The genomes of the closely related species Drosophila guanche, D. madeirensis and D. subobscura contain tandemly amplified derivatives of once active P elements. Over evolutionary time, each 3.2 kb cluster-unit has selectively conserved the first three exons coding for a 65 kDa protein homologous to the functional P element repressor of D. melanogaster. All P-"repressor-like" proteins within the gene cluster analysed so far have conserved the two domains known to be of functional significance for canonical P-repressor activity, i.e. the N-terminal zinc finger-like motif and the coiled coil domain. In their upstream transcriptional regulatory section each unit harbours typical eukaryotic motifs of transcriptional initiation derived from insertions of other transposable elements (TEs). The cluster units are expressed in a stage and tissue specific pattern conserved in all three species. The complete lack of full-sized P elements in their genomes - the obvious targets for a functional P element repressor protein, as well as hypervariability within their potential N-terminal DNA-binding regions suggest that the P-"repressor-like" coding genes are in the progress of evolving into novel functional chromosomal genes - a process we designated as molecular domestication. By using genetic assays we have recently started to survey the functional abilities of the P-"repressor-like" protein of D. guanche in transgenic lines of D. melanogaster. These in vivo assays clearly demonstrated that the P-related protein lacks completely any canonical P-repressor activity in this system. Surprisingly, ectopic expression of the P-"repressor-like" protein in D. melanogaster reveals a significant enhancement-effect on P element mobility - a result which seems paradoxical for a P-repressor-related protein originated in a host devoid of active P elements. In the course of the three year project presented here we propose 1.) to survey the exact temporal and spatial expression pattern of variant transcription-units within the gene cluster which are regulated by novel promoters originated from nested insertions of other TEs and 2.) to extend our in vivo assays into the functional properties of P-"repressor-like" proteins and their interaction with the host genome.

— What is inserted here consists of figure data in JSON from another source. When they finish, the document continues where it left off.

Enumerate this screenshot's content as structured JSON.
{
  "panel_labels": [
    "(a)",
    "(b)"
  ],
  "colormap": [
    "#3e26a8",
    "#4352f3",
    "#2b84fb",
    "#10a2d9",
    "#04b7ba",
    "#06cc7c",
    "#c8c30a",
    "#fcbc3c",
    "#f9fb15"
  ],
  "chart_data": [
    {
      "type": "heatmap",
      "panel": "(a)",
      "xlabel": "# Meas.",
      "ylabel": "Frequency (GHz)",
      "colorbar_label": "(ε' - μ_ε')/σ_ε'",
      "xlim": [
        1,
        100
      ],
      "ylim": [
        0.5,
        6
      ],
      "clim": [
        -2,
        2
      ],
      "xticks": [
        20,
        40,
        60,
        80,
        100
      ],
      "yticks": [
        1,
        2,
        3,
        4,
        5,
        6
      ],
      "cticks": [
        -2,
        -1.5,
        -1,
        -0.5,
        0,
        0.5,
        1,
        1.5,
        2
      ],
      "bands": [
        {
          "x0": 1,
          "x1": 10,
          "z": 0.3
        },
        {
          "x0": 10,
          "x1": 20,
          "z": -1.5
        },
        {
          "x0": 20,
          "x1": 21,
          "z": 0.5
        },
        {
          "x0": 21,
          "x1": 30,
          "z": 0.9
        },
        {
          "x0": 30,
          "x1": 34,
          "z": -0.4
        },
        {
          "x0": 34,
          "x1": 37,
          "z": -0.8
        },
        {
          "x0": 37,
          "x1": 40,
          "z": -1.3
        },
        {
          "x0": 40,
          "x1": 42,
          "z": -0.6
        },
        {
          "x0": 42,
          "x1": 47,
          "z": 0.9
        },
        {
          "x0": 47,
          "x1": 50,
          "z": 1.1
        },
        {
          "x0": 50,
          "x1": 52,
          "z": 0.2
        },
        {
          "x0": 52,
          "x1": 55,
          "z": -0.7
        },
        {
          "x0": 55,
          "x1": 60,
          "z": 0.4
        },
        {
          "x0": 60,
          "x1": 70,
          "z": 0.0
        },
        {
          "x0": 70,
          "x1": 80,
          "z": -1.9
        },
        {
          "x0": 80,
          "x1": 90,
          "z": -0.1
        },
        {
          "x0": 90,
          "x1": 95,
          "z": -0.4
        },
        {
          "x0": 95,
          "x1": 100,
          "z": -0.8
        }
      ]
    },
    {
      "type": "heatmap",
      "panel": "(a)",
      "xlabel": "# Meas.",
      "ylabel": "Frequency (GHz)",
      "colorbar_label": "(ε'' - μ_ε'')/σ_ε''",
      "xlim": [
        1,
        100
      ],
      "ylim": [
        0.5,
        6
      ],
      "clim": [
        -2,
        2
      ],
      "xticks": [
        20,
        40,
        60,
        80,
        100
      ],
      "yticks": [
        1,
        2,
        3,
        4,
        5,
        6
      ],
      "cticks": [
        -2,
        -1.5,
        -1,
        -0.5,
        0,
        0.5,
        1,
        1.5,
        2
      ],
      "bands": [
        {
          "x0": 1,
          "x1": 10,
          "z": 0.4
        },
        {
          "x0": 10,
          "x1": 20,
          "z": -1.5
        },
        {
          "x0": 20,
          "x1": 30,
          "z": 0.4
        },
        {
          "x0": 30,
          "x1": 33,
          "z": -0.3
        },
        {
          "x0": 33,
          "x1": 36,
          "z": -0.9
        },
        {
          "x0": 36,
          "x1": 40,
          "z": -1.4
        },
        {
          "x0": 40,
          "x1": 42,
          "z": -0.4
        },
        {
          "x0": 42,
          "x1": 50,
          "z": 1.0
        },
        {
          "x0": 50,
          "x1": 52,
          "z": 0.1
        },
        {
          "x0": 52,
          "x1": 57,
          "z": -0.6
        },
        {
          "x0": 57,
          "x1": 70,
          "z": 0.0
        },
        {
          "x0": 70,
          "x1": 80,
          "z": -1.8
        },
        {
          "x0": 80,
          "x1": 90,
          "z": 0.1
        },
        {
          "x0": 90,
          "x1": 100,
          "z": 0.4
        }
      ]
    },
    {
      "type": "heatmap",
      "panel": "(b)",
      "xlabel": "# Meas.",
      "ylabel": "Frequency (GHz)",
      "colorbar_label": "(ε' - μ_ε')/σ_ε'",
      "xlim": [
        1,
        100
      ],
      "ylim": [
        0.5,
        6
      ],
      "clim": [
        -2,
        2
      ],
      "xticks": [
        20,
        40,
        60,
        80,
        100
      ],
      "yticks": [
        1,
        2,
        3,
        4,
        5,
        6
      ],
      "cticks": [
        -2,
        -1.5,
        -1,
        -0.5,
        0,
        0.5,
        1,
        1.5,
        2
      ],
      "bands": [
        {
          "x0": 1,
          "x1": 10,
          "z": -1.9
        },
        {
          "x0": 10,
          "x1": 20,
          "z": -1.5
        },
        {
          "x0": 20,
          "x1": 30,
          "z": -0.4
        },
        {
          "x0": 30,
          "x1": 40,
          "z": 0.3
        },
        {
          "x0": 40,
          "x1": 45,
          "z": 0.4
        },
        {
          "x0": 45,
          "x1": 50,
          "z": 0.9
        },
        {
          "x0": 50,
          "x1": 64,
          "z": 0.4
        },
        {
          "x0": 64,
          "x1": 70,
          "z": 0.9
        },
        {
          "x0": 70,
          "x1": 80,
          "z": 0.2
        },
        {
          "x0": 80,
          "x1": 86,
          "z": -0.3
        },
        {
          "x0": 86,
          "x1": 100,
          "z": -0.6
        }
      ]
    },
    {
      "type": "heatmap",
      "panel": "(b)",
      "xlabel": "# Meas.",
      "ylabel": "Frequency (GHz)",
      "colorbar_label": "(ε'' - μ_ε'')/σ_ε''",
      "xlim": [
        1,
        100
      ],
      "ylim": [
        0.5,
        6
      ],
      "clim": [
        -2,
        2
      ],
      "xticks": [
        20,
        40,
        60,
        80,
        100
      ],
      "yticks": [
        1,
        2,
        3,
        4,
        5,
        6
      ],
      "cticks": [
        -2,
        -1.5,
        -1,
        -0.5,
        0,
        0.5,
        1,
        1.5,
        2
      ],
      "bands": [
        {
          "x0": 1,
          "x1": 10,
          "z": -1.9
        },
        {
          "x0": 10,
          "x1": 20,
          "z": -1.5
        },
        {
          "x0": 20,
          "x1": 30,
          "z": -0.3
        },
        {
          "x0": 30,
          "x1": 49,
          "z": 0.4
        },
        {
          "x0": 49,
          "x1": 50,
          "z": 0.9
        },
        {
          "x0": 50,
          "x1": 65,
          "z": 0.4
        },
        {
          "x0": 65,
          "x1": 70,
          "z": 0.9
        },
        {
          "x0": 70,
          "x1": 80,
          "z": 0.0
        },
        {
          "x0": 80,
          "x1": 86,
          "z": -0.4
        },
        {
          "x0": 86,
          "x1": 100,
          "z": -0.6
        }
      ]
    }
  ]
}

Mobile DNAs or transposons present a class of genetic parasites that are capable of spreading throughout host genomes, moving their position within genomes and thus are regarded as potential mutagenic agents. They are universal components of all eukaryotic genomes and in some plants they can even comprise up to 90% of the genome. In humans at least half of our genome has been derived from derivatives of formally active mobile DNAs. Transposon-encoded proteins, essential for the successful genome-wide propagation of the genomic parasite harbor a very attractive repertoire of functional abilities for a cell. In the course of their coexistence with the host genome some transposon-encoded genes got domesticated, i.e. these sequences were coopted by the host by serving novel host-encoded functions. This functional transition of a formally genetic parasite took place repeatedly in the evolution of eukaryotic organisms. In the course of the Human Genome Sequencing Program at least 47 human host genes were recovered as probably derived from the coding sections of former active transposons. To date nothing is known about their evolutionary dynamics as well as their functional abilities in human and related species Therefore the P-transposon-derived neogene cluster of Drosophila studied here provides an excellent model system in order to understand the impact of mobile DNAs on the formation of new genes. In the course of this project we have elucidated that transposons of distinctive origin are capable of acting in a modular manner in generating novel host-encoded genes. Furthermore we have discovered that in the case of our model system the transposon-derived P-protein is capable of serving global regulatory epigenetic functions to the host.